Compilation album by Cloven Hoof
- Released: 2008
- Genre: Heavy metal
- Length: 65:00
- Label: Elemental Music
- Producer: Paul O’Neill

Cloven Hoof chronology
| Eye of the Sun (2006) | The Definitive Part One (2008) | Throne of Damnation (2009) |

= The Definitive Part One =

The Definitive Part One, released in 2008], is a compilation album by British heavy metal band Cloven Hoof. Apart from one new song, "Mutilator", all of the tracks are re-recorded versions of existing Cloven Hoof songs from the past.

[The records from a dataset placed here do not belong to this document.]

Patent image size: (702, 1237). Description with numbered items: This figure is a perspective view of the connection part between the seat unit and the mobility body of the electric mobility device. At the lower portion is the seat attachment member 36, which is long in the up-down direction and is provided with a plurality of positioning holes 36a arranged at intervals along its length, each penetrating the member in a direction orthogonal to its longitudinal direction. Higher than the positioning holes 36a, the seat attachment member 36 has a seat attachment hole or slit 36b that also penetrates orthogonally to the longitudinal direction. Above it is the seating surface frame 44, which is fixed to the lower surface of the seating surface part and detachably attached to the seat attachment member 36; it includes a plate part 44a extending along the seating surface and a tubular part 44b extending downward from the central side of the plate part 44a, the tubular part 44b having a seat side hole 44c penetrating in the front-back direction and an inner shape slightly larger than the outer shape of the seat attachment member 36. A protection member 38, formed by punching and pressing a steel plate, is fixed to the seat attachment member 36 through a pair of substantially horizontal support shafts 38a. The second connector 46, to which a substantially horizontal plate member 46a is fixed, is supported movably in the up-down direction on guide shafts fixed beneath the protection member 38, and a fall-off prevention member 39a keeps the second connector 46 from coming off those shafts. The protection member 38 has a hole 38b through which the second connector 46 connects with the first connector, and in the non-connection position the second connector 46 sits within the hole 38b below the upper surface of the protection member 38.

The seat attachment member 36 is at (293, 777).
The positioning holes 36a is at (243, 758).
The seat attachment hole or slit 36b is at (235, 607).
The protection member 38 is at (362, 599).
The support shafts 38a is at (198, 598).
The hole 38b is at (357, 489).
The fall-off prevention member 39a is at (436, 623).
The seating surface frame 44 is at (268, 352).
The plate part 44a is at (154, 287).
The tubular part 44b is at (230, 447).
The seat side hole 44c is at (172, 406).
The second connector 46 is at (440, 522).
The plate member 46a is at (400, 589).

The drums, bass, keyboard and rhythm guitar tracks were recorded live in the studio, with vocals and guitar solos being dubbed in for a cleaner finish. Guitarist/keyboardist Mick Powell was still a part of the band's lineup when this album was recorded, but had left by the time of release and is credited as a guest musician.

==Track listing==
1. Inquisitor - 5:22 (originally from Eye of the Sun)
2. Nova Battlestar - 6:02 (originally from Dominator)
3. The Gates of Gehenna - 4:48 (originally from The Opening Ritual)
4. Astral Rider - 5:36 (originally from A Sultan's Ransom)
5. Kiss of Evil - 6:08 (originally from Eye of the Sun)
6. Mutilator - 5:01
7. Reach for the Sky - 5:41(originally from Fighting Back)
8. Road of Eagles - 6:21 (originally from 1982 Demo/Dominator)
9. Return of the Passover - 8:07 (originally from 1982 Demo/Cloven Hoof)
10. Laying Down the Law - 5:03 (originally from Cloven Hoof)
11. Mistress of the Forest - 6:51 (originally from A Sultan's Ransom)

==Personnel==
- Russ North - Lead and backing vocals
- Ben Read- Guitar
- Lee Payne - Bass, backing vocals, additional keyboards and guitars
- Jon Brown - Drums

===Guests===
- Mick Powell - Guitar and keyboards
- Dale North - Narration vocals, Dale, aside from being the brother of Cloven Hoof's Russ North, is also a Singer/songwriter, Actor, Photographer, and author. His first feature-length film 'One Weekend', is due to be released in 2013 and co-stars Andrew Langtree from Coronation street and Emmerdale, the film was written, cast, produced, directed by, and starring Dale.